Davidson Magalhães: O projeto Bolsonaro é pior do que o neoliberalismo

O presidente do PCdoB na Bahia, Davidson Magalhães, que também é economista e professor, foi entrevistado com exclusividade pelo jornal O Bancário, do Sindicato dos Bancários da Bahia, sobre a delicada realidade brasileira. Ex-vereador e deputado federal pelo PCdoB, hoje secretário do Trabalho, Emprego, Renda e Esporte da Bahia, Davidson Magalhães defendeu que Bolsonaro representa um projeto político pior do que o neoliberalismo.

Na entrevista, Davidson ainda falou sobre as eleições de 2018, manifestou indignação com o nível de promiscuidade nas relações entre procuradores federais e juízes, reveladas no escândalo da Lava Jato, e pontou caminhos para a luta contra Bolsonaro.  Confira:

O Bancário – O ocaso de Bolsonaro significa a superação ao projeto neoliberal?
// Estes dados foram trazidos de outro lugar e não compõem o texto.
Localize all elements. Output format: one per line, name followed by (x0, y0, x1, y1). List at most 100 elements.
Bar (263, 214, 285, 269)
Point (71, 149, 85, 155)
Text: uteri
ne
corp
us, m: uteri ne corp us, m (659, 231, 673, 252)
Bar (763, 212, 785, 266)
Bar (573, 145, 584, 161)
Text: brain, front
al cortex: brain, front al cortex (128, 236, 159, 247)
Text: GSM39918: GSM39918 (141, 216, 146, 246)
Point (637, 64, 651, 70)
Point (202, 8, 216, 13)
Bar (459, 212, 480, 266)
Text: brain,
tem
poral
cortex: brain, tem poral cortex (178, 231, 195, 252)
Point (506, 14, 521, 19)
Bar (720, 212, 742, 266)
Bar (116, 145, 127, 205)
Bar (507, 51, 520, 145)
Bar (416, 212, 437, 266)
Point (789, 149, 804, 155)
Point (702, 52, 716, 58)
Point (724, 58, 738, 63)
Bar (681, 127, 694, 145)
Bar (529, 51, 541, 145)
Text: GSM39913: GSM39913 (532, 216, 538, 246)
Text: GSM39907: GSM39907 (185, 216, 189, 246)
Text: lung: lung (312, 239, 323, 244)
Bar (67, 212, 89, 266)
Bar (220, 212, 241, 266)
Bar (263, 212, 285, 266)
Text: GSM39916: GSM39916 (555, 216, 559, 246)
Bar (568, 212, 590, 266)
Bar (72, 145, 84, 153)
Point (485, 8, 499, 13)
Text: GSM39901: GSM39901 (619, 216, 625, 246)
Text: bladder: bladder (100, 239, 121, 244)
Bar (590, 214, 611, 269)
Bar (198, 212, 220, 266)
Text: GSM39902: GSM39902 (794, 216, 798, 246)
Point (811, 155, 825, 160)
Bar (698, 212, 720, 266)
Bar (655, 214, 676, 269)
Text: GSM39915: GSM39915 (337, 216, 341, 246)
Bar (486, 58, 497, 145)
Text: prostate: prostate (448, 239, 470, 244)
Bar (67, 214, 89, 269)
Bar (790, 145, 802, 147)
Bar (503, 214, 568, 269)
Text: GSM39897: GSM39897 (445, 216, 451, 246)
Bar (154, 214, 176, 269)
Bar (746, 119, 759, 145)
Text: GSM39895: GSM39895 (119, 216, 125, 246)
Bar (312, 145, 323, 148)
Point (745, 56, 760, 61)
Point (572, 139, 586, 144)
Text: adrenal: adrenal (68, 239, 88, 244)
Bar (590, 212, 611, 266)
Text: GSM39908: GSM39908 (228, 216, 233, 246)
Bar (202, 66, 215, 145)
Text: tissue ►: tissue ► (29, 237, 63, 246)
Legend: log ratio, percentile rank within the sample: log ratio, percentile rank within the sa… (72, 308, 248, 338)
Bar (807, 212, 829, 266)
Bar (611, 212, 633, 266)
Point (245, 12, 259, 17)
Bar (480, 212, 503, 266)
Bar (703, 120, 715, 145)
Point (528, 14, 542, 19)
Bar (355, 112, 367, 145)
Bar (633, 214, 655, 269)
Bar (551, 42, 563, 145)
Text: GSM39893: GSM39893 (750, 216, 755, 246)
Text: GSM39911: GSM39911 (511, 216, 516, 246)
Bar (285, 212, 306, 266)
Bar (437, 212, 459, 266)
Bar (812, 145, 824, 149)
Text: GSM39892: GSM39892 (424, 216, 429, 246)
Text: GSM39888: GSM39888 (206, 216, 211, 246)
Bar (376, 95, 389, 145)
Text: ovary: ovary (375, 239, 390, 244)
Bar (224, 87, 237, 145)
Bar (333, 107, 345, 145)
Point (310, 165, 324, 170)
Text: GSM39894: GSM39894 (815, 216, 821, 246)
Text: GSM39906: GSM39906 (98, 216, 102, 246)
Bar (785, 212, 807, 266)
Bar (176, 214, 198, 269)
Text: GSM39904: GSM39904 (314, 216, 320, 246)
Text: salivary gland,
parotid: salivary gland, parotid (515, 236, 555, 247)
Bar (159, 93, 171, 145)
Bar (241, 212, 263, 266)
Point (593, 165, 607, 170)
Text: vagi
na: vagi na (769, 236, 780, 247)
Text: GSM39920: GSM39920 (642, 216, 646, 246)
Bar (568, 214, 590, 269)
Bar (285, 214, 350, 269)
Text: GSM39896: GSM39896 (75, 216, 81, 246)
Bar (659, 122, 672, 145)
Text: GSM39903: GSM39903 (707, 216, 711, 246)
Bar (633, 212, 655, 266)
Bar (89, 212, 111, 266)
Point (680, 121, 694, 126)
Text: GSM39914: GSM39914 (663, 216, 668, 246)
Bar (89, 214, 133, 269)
DM – O projeto de Bolsonaro não é neoliberal, é pior do que isso. É um projeto de extrema direita, de cerceamento das liberdades democráticas, do desmonte completo das políticas públicas, inclusive aquelas compensatórias que existiam no modelo neoliberal. Portanto, do ponto de vista político é ultraliberal, um desmonte completo. Um governo despreparado, desastrado, desqualificado, completamente reacionário, com costumes obscuros, anticivilizatórios, antidemocrático e entreguista.

JB – Este é o momento do Fora Bolsonaro?

DM – É o momento de preparar o povo brasileiro para desmontar as políticas de Bolsonaro. Isolá-lo politicamente e crescer a mobilização popular. O que devemos fazer é a mobilização contra sua agenda e contra sua tentativa de mudar o regime democrático no Brasil para um regime autoritário. Este é o centro da luta. Se acumularmos força suficiente para substituí-lo é o melhor dos rumos.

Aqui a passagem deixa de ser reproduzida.